Vous avez raison, mais les réflexions ne sont jamais de trop, parce que le pays évolue, le pays change, les chocs émergent constamment. Au moment où nous avons, par exemple, fait notre dernier échange, le président Trump n’était pas à la Maison-Blanche, il n’avait pas suspendu l’aide au développement. Donc, tous ces récents changements provoquent naturellement un besoin pour adapter ces nouvelles réalités à notre politique économique.
L’UNION : Au Gabon, on parle beaucoup de diversification de l’économie, mais on ne la voit très peu appliquée sur le terrain. Qu’est-ce qui manque réellement pour diversifier l’économie ?
Effectivement, la diversification de l’économie, c’est un long processus. Ça nécessite vraiment de la planification des ressources humaines, financières. Par le passé, nous avons tenté. Je dirais que les gouvernements qui nous ont précédés ont tenté, mais ça n’a peut-être pas pris.
Pour quelles raisons ?
Parce qu’il y a tout un tas de facteurs endogènes et exogènes qui sont là.
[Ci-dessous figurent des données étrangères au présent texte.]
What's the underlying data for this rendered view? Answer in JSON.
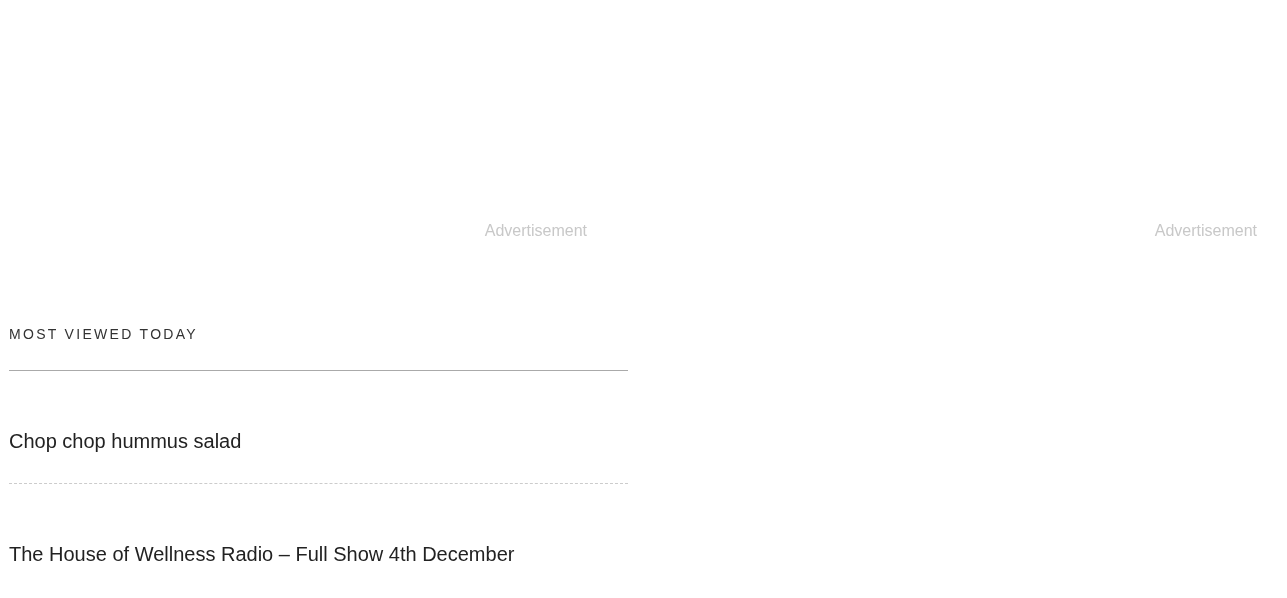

Par exemple, vous voulez développer l’énergie : ce sont des projets qui prennent au moins cinq ou six ans pour pouvoir entrer en production. Vous voulez développer l’activité commerciale et diversifier votre exportation, mais si votre tronçon de route et votre ligne de transfert ne sont pas en capacité de pouvoir supporter la hausse de votre production en minerai et autres, vous voyez tout de suite que vous avez des contraintes à la diversification. Donc, la diversification nécessite pour nous de lever les contraintes à l’exportation et à la commercialisation pour que cette diversification prenne réellement forme. Et c’est vraiment le processus dans lequel le gouvernement de transition souhaite s’initier, de sorte que le gouvernement post-transition puisse intensifier.
L’UNION : Monsieur le ministre, vous disiez lors de votre intervention tout à l’heure que vous sentez quelque chose de nouveau, que vous sentez une confiance au niveau des partenaires et des investisseurs. Est-ce que vous pensez que cette confiance peut être visible sur le terrain ?
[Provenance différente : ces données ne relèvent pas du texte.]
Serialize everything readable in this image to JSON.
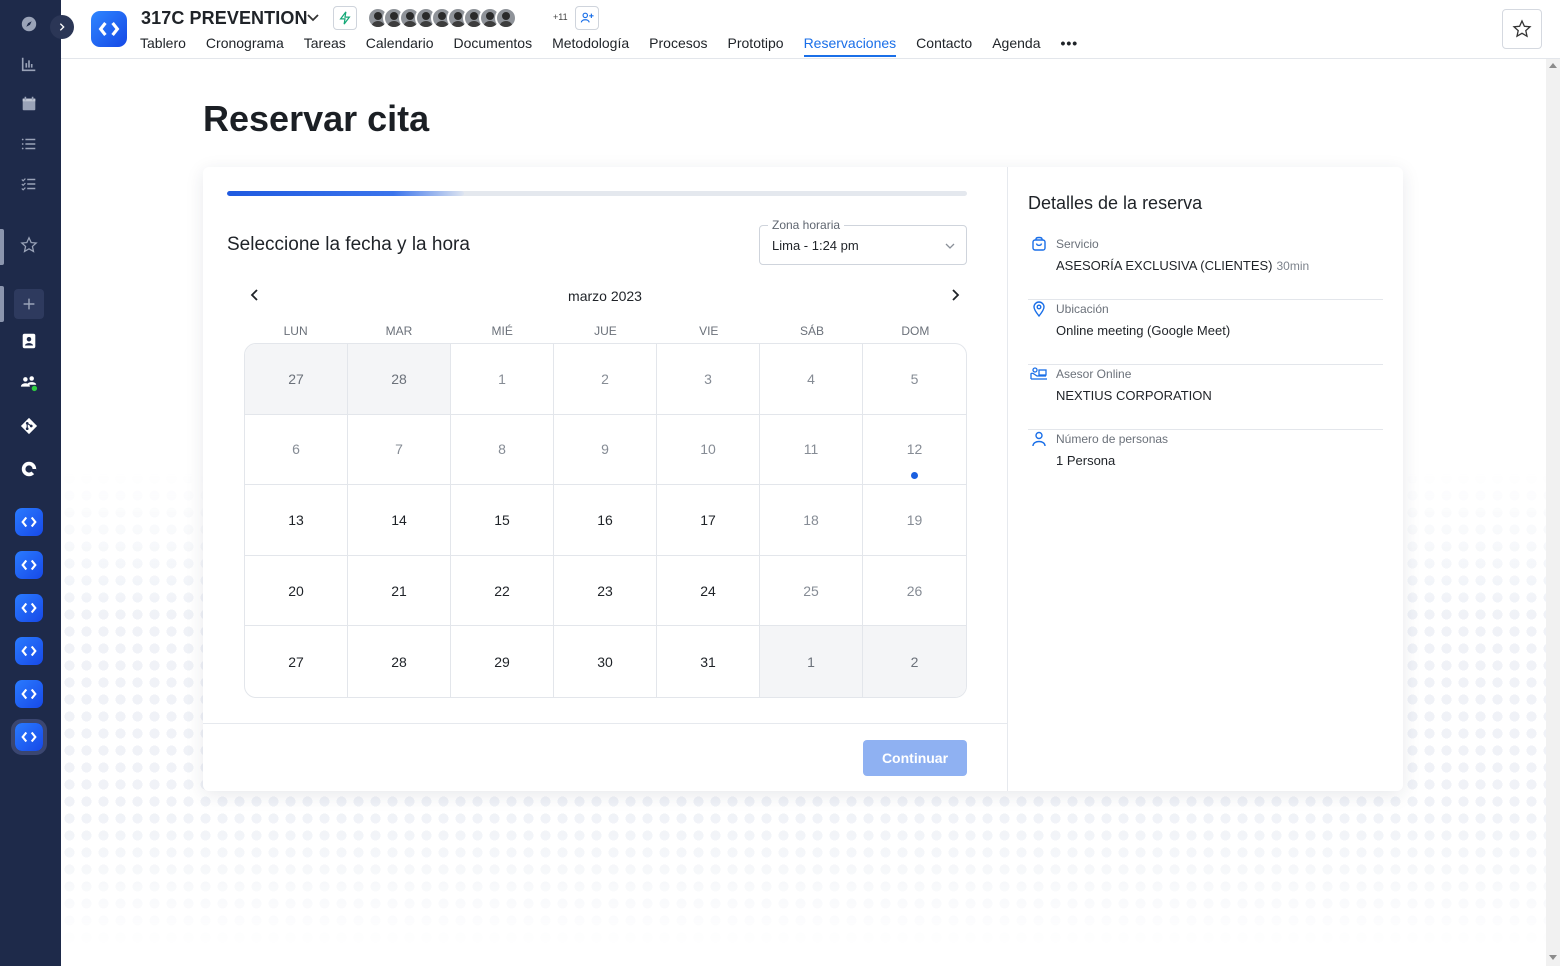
{
  "project": {
    "title": "317C PREVENTION",
    "extra_members": "+11"
  },
  "nav_tabs": [
    {
      "label": "Tablero"
    },
    {
      "label": "Cronograma"
    },
    {
      "label": "Tareas"
    },
    {
      "label": "Calendario"
    },
    {
      "label": "Documentos"
    },
    {
      "label": "Metodología"
    },
    {
      "label": "Procesos"
    },
    {
      "label": "Prototipo"
    },
    {
      "label": "Reservaciones",
      "active": true
    },
    {
      "label": "Contacto"
    },
    {
      "label": "Agenda"
    }
  ],
  "nav_more": "•••",
  "page": {
    "title": "Reservar cita"
  },
  "booking": {
    "progress_fraction": 0.32,
    "step_title": "Seleccione la fecha y la hora",
    "timezone": {
      "label": "Zona horaria",
      "value": "Lima - 1:24 pm"
    },
    "calendar": {
      "month_label": "marzo 2023",
      "weekdays": [
        "LUN",
        "MAR",
        "MIÉ",
        "JUE",
        "VIE",
        "SÁB",
        "DOM"
      ],
      "days": [
        {
          "d": "27",
          "s": "out"
        },
        {
          "d": "28",
          "s": "out"
        },
        {
          "d": "1",
          "s": "dis"
        },
        {
          "d": "2",
          "s": "dis"
        },
        {
          "d": "3",
          "s": "dis"
        },
        {
          "d": "4",
          "s": "dis"
        },
        {
          "d": "5",
          "s": "dis"
        },
        {
          "d": "6",
          "s": "dis"
        },
        {
          "d": "7",
          "s": "dis"
        },
        {
          "d": "8",
          "s": "dis"
        },
        {
          "d": "9",
          "s": "dis"
        },
        {
          "d": "10",
          "s": "dis"
        },
        {
          "d": "11",
          "s": "dis"
        },
        {
          "d": "12",
          "s": "dis",
          "today": true
        },
        {
          "d": "13",
          "s": "av"
        },
        {
          "d": "14",
          "s": "av"
        },
        {
          "d": "15",
          "s": "av"
        },
        {
          "d": "16",
          "s": "av"
        },
        {
          "d": "17",
          "s": "av"
        },
        {
          "d": "18",
          "s": "dis"
        },
        {
          "d": "19",
          "s": "dis"
        },
        {
          "d": "20",
          "s": "av"
        },
        {
          "d": "21",
          "s": "av"
        },
        {
          "d": "22",
          "s": "av"
        },
        {
          "d": "23",
          "s": "av"
        },
        {
          "d": "24",
          "s": "av"
        },
        {
          "d": "25",
          "s": "dis"
        },
        {
          "d": "26",
          "s": "dis"
        },
        {
          "d": "27",
          "s": "av"
        },
        {
          "d": "28",
          "s": "av"
        },
        {
          "d": "29",
          "s": "av"
        },
        {
          "d": "30",
          "s": "av"
        },
        {
          "d": "31",
          "s": "av"
        },
        {
          "d": "1",
          "s": "out"
        },
        {
          "d": "2",
          "s": "out"
        }
      ]
    },
    "continue_label": "Continuar"
  },
  "details": {
    "title": "Detalles de la reserva",
    "service": {
      "label": "Servicio",
      "value": "ASESORÍA EXCLUSIVA (CLIENTES)",
      "duration": "30min"
    },
    "location": {
      "label": "Ubicación",
      "value": "Online meeting (Google Meet)"
    },
    "advisor": {
      "label": "Asesor Online",
      "value": "NEXTIUS CORPORATION"
    },
    "people": {
      "label": "Número de personas",
      "value": "1 Persona"
    }
  },
  "colors": {
    "accent": "#1a6fe8",
    "rail_bg": "#1e2a4a",
    "button_disabled": "#8fb1f2"
  }
}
Honnêtement, oui. Et d’ailleurs, c’est ce que j’ai exprimé. Je suis confiant et j’ai confiance que l’économie gabonaise sera meilleure demain. Je suis confiant en ce que les Gabonais comprennent qu’il est essentiel que nous changions de paradigme si nous voulons avoir l’économie que nous voulons. Ça ne va pas se faire automatiquement. Ça va nécessiter une période peut-être un peu difficile à très court terme pour pouvoir aller beaucoup plus loin, beaucoup plus haut à moyen et long terme.